USING new JsonExtractor()
UNION ALL
EXTRACT EventCategory string
, EventAction string
, EventLabel string
FROM "/Data/2018/11/2/mydata.json"
USING new JsonExtractor();
OUTPUT @a
TO "/Output/mydata.Csv"
USING Outputters.Csv(outputHeader:true);
I would like to combine all the months and days in one file using USQL. Is it possible to do it in an easy way without mentioning each path separately (otherwise it's crazy to do it for all the days of the year)?
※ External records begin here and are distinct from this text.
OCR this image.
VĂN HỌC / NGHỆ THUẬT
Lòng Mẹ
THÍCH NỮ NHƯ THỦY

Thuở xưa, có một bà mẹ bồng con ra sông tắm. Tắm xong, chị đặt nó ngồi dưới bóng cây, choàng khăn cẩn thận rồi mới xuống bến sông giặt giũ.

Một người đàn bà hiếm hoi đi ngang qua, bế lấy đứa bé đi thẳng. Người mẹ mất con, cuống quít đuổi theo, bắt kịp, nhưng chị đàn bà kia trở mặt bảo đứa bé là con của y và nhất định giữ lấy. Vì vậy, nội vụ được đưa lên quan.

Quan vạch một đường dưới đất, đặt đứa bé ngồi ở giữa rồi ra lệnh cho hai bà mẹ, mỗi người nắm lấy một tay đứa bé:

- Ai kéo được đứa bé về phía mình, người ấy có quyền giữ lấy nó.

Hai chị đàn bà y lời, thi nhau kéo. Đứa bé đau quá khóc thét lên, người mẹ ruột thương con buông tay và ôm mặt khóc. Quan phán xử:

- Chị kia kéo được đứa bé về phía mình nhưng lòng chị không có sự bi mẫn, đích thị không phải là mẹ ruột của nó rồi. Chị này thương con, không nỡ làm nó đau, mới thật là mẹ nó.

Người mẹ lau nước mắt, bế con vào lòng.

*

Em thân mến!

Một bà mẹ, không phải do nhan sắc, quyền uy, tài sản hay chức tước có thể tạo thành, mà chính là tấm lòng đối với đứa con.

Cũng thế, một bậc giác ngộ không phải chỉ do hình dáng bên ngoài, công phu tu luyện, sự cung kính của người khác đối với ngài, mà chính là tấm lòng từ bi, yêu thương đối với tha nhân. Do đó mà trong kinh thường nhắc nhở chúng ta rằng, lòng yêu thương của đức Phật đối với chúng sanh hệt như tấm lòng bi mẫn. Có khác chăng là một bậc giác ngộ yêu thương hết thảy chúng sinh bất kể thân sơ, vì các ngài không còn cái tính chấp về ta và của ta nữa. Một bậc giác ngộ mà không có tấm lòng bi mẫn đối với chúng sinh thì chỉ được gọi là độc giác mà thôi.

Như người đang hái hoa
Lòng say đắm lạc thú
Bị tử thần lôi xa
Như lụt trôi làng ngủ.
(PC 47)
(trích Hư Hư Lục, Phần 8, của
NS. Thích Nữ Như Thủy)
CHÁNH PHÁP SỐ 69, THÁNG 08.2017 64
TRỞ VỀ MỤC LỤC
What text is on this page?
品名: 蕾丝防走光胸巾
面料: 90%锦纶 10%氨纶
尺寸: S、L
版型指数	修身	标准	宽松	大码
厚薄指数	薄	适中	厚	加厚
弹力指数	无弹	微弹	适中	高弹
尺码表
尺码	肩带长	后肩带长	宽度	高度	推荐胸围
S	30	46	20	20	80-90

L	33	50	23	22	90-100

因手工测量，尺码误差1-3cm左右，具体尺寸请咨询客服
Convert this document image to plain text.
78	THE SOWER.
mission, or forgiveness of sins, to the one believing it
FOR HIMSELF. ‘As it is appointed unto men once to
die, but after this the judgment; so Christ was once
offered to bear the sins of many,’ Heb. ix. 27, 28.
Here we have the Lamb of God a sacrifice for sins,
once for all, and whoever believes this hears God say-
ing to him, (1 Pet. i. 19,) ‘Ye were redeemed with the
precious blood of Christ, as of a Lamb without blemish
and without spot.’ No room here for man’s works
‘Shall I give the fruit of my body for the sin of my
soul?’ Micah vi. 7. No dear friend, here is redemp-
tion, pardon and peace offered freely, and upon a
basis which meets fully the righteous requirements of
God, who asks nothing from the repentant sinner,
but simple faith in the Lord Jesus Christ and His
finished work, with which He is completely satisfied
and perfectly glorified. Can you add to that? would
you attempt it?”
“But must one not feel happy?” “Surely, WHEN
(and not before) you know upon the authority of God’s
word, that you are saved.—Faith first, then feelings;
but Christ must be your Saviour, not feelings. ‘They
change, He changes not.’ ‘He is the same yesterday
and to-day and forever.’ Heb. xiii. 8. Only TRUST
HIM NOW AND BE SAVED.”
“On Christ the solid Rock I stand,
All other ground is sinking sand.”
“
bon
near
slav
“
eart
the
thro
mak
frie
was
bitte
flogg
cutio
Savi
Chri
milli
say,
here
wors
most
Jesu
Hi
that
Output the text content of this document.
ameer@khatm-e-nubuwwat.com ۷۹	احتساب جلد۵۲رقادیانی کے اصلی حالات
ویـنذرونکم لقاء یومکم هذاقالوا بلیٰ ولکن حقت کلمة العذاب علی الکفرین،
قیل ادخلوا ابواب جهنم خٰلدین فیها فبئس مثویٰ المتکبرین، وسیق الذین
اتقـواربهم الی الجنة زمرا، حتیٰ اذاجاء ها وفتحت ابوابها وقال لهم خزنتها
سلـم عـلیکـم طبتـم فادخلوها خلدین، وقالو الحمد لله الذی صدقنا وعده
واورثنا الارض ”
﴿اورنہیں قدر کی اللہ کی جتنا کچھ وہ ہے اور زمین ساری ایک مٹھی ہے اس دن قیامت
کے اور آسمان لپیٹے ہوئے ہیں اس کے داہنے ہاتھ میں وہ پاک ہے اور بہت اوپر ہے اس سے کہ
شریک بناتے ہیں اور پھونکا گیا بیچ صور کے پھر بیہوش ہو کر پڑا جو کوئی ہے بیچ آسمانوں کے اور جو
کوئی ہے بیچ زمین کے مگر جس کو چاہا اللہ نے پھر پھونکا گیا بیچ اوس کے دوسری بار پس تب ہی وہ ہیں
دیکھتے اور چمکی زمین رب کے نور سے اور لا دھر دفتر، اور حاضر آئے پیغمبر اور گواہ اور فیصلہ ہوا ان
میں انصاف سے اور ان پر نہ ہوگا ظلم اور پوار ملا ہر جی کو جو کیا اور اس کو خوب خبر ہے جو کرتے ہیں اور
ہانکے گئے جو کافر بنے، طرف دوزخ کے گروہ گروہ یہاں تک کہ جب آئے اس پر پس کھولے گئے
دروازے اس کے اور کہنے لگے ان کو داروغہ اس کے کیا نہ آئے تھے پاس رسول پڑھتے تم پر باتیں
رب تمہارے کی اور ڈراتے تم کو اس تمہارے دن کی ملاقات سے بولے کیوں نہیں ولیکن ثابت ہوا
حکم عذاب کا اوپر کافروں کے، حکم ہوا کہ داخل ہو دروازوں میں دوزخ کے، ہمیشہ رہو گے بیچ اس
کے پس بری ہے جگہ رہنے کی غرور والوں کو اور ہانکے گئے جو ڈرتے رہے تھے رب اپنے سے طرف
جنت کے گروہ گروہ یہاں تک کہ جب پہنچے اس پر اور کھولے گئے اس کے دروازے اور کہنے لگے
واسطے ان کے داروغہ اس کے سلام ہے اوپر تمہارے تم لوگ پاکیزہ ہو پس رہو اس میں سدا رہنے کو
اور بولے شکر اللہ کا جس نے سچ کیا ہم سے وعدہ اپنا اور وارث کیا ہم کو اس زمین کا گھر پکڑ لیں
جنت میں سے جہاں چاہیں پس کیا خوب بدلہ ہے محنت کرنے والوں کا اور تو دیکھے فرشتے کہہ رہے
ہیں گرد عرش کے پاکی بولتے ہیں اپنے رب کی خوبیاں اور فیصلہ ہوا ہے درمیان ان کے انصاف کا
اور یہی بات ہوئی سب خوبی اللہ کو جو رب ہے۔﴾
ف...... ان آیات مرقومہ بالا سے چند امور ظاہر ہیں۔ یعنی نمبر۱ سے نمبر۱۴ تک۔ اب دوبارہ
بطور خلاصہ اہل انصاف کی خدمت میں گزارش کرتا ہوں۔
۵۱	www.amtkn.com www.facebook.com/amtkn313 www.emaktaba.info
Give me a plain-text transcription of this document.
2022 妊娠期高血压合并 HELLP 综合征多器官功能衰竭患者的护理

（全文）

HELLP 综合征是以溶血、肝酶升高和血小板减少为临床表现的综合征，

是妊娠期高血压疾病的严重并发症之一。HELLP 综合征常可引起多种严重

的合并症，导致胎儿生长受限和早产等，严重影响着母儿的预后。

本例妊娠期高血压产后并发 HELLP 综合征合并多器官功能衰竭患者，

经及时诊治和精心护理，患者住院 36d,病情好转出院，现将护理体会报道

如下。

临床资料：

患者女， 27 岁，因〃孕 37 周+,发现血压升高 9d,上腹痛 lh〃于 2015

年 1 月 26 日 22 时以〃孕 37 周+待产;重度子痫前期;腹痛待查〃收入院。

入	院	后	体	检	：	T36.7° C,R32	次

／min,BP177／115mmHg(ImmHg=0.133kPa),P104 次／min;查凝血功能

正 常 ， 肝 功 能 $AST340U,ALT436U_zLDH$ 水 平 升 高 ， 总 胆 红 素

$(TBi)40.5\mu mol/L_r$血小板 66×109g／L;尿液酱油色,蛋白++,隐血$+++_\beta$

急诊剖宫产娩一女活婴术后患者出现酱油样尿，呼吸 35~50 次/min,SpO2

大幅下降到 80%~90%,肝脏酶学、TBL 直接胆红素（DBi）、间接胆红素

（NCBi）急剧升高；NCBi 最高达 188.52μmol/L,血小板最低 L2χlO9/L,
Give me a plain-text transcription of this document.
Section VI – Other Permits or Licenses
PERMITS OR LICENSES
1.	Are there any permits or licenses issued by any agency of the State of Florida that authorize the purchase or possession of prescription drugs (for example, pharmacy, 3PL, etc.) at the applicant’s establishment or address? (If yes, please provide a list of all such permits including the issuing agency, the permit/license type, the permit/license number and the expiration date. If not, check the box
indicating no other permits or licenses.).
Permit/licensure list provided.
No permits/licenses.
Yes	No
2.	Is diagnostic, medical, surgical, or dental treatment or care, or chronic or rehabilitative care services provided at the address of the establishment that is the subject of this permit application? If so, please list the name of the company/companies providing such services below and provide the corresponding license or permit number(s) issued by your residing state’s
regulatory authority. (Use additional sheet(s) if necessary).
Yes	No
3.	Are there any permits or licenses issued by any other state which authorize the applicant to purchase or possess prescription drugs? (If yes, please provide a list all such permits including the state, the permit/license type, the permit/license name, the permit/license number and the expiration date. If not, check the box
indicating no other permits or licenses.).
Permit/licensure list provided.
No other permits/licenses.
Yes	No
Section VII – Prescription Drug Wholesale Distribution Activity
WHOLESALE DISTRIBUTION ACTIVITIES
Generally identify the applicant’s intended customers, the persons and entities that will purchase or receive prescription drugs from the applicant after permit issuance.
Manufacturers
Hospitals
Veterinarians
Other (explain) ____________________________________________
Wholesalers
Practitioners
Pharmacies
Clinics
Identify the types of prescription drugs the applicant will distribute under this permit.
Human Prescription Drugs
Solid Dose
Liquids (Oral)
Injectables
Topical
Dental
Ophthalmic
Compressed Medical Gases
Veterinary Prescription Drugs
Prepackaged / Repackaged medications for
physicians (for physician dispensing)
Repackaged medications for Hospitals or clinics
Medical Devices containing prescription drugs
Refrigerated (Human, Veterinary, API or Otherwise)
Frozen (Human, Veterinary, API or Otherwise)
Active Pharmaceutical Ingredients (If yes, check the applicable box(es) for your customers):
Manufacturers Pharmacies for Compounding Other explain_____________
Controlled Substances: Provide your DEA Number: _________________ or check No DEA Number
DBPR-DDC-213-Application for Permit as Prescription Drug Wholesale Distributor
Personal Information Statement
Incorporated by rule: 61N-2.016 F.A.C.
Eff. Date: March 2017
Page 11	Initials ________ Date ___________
Yes! You can do this using patterns, a basic example:
REFERENCE ASSEMBLY [Newtonsoft.Json];
REFERENCE ASSEMBLY [Microsoft.Analytics.Samples.Formats];
DECLARE @input string = "/Data/2018/{*}/2/mydata.json";
USING Microsoft.Analytics.Samples.Formats.Json;
@a =
EXTRACT EventCategory string
, EventAction string
, EventLabel string
FROM @input
USING new JsonExtractor()
OUTPUT @a
TO "/Output/mydata.Csv"
USING Outputters.Csv(outputHeader:true);
this will load all data of the second day of the month.
Other variations:
DECLARE @input string = "/Data/2018/{*}/{*}/mydata.json";
will process all files of 2018
DECLARE @input string = "/Data/{*}/12/{*}/mydata.json";
will process all files generated in the 12th month of all years
If you want to retrieve the file parts to get the actual date parts you can do:
REFERENCE ASSEMBLY [Newtonsoft.Json];
REFERENCE ASSEMBLY [Microsoft.Analytics.Samples.Formats];
USING Microsoft.Analytics.Samples.Formats.Json;
@a =
EXTRACT EventCategory string
, EventAction string
, EventLabel string
, date DateTime
FROM "/Data/{date:yyyy}/{date:MM}/{date:dd}/mydata.json"
USING new JsonExtractor()
OUTPUT @a
TO "/Output/mydata.Csv"
USING Outputters.Csv(outputHeader:true);
As you can see there is now an additional column date
of type DateTime
that can be used in the query and/or included in the output.